"An irritable restlessness"

In January I'm preaching again at my church. Which should be interesting as my last sermon didn't go over too well with some. I used the word "crap" and compared spiritual formation to peeing straight in a public bathroom. Some thought this was a bit inappropriate. Oh well... At least it was a different kind of sermon.

In this coming sermon I want to try to describe the Christian's experience in the world. And by "the world" I mean, in light of the most recent series I did, the principalities and powers. The way markets, political structures, nations, and institutions make slaves of us and cause us to dehumanize each other. I want to describe how anonymous marketplace encounters cause me to see the person standing in front of me in a line at WalMart as less than a person. These people in my way are just obstacles. Impediments. Rocks in the path of my life.

I want to talk about how the Christan should feel about all this, all these dehumanizing influences that we rarely pay attention to. I want to describe how many Christans are lulled into a kind of moral stupor, just going with the flow of American culture without ever objecting. Or even noticing that there might be something objectionable in the first place.

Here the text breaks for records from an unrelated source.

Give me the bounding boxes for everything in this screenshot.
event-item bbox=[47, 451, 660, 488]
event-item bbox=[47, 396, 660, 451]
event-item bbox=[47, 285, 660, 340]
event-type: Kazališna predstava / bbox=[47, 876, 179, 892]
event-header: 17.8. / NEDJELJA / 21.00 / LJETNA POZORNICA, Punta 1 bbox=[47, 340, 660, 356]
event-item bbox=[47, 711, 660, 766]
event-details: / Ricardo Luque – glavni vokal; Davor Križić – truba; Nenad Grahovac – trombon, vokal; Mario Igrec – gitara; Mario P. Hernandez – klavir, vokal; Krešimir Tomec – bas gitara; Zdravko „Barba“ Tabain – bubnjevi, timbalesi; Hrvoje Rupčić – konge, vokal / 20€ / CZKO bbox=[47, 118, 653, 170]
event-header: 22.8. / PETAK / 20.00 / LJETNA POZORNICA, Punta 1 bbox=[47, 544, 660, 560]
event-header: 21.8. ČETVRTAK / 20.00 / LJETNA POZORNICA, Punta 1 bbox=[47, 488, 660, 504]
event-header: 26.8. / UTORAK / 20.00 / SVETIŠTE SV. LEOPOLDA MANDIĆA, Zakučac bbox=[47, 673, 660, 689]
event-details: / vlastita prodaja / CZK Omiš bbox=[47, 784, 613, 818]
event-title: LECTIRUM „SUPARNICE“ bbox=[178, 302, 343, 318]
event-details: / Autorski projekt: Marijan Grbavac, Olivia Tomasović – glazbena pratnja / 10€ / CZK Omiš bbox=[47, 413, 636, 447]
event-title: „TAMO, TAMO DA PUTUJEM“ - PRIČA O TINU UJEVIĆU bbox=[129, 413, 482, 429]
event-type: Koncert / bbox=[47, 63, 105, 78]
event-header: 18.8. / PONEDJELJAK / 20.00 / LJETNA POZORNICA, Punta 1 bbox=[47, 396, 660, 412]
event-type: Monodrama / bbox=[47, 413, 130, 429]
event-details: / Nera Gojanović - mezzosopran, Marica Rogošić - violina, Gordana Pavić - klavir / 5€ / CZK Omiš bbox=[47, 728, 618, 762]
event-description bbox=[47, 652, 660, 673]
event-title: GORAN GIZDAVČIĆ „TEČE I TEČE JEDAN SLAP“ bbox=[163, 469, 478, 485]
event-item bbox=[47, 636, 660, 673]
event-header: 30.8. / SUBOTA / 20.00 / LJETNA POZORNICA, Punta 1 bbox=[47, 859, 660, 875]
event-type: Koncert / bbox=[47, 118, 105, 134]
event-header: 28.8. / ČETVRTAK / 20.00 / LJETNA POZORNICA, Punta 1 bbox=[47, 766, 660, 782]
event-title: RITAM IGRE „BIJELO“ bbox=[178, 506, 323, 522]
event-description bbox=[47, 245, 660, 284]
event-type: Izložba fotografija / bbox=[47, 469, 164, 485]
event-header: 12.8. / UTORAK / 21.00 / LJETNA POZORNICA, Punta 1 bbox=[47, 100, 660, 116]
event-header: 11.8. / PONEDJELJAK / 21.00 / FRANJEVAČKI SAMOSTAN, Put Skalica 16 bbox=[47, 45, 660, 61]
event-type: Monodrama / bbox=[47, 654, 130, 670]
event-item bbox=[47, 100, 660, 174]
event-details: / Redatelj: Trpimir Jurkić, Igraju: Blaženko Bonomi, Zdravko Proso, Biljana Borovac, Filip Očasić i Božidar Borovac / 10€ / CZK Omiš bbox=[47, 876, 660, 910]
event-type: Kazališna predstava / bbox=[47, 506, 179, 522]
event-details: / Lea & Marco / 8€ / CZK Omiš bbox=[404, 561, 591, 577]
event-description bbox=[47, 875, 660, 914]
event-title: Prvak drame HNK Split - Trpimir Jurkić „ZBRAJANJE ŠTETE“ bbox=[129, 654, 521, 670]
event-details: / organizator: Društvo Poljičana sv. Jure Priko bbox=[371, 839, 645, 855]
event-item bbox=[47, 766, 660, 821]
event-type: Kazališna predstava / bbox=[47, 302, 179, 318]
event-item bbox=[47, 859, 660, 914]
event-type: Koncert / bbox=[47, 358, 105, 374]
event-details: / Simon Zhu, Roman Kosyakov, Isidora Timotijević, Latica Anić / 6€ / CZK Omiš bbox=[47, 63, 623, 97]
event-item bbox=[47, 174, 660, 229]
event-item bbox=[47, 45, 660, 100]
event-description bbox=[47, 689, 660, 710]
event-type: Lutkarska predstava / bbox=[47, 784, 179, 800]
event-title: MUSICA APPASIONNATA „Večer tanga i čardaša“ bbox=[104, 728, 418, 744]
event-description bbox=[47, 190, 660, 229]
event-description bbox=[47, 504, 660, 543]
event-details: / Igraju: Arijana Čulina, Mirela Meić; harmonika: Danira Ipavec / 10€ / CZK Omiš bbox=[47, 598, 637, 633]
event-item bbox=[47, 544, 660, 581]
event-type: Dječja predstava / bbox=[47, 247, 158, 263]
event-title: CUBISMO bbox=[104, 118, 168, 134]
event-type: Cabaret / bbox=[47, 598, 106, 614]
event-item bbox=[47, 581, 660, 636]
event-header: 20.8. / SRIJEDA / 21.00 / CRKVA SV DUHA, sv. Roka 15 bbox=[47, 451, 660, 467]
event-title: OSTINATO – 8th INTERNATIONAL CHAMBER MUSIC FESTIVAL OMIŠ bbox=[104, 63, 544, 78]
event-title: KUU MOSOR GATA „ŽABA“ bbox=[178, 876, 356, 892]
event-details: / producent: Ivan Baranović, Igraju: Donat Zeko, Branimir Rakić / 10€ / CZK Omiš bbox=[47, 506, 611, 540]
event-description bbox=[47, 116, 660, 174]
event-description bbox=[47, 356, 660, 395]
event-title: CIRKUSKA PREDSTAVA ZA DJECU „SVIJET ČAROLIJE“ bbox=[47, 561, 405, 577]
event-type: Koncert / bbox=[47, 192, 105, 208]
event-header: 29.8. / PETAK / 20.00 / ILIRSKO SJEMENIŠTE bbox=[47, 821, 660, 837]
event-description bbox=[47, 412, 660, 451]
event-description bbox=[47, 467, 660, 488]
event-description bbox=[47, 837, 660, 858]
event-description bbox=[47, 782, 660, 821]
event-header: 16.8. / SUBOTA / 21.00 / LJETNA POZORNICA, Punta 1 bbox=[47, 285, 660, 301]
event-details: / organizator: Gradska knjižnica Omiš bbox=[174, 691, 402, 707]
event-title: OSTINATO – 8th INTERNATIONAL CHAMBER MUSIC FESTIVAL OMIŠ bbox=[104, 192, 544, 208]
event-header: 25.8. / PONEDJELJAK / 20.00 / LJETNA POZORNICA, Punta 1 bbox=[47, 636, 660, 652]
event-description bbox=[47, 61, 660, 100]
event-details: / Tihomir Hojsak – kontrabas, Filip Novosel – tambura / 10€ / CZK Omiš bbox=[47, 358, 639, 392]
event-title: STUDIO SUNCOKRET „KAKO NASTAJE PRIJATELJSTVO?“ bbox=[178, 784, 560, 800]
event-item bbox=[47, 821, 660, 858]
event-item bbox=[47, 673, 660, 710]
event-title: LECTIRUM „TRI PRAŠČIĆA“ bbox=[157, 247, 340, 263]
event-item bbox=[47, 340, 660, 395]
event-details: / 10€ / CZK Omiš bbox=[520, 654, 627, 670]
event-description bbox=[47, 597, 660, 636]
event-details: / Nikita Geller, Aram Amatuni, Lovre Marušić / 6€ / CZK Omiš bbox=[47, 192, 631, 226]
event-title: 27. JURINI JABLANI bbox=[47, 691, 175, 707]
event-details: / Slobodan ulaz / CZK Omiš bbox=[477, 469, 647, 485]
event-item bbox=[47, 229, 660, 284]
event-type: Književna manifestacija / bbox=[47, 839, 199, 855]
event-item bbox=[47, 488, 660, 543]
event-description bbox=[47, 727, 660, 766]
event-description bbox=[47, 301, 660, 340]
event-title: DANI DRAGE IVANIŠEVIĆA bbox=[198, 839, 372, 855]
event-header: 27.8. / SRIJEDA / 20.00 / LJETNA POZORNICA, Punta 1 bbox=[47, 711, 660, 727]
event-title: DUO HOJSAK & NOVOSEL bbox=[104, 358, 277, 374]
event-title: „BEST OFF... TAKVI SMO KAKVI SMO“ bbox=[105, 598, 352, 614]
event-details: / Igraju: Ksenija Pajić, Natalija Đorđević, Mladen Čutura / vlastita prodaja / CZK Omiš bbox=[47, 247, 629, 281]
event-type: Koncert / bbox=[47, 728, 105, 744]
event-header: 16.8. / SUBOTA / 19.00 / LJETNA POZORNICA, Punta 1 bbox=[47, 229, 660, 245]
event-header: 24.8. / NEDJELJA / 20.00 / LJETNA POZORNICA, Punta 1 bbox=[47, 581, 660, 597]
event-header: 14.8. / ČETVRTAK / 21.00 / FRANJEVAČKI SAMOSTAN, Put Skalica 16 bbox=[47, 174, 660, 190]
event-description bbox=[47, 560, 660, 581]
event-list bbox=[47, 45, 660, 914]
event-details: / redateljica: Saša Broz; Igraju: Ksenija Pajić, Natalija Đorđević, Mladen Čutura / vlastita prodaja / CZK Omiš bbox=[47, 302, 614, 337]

Words like "rebellion", "resistance" or "counter-cultural" come to mind. Talk like this also gets people thinking about social justice. But what I'm after is a description of a basic dissatisfaction, a sense of not fitting in with the world. Of being discontented with how the world is functioning, how it grinds people down. Here's the phrase I've been kicking around for a week or so:

An irritable restlessness.

I'm wondering if this phrase--an irritable restlessness--captures the experience of being a Christian in the world. And to be clear, I'm not saying that Christians should be cranky. I'm saying that they don't fit in and they get upset about how the world treats people. The irritability here is with the dehumanizing forces of modern living that turn us all into anonymous ciphers.

I think an irritable restlessness characterized Jesus' ministry. He seemed frequently frustrated by the social and religious arrangements that created forces of dehumanization. So Jesus breaks bread with tax-collectors and sinners. Jesus seemed impatient and restless with the status quo, with how things were going. His entire ministry seemed to crackle with an irritable restlessness. A morally charged dissatisfaction and a refusal to submit to a status quo that dehumanized people.

In a sense, then, I guess I am talking about a kind of crankiness, of being a sticky wicket, a sore spot in the world, someone who mucks up the smooth running machinery of indifference. In short, Christians aren't supposed to make the world run better. Rather, we object--get irritable and restless--when asked to submit to the status quo. We just aren't going to treat people that way. And if that means I'm less efficient, on time, or productive. Well, world, you can go to hell. I'm taking my time to treat people differently. I'm a bit fed up.

This might sound revolutionary. But what I'm talking about is more workaday and private. An intentional refusal in my day to day interactions to treat people as strangers, as obstacles, as blank faces in the crowd. Everything in modern life is forcing me into that pattern of living. But I'm irritably restless with it all. It's not right. It's dehumanizing. So I choose kindness. Patience. Warmth. Humanity. Dignity. Not for myself. For you. To wash your feet. To open the door for you. To listen to you. To offer a word of gratitude. To pause for a moment in a marketplace exchange to connect with you as a person. To recognize you as a sacred miracle, as an Image of the Invisible God.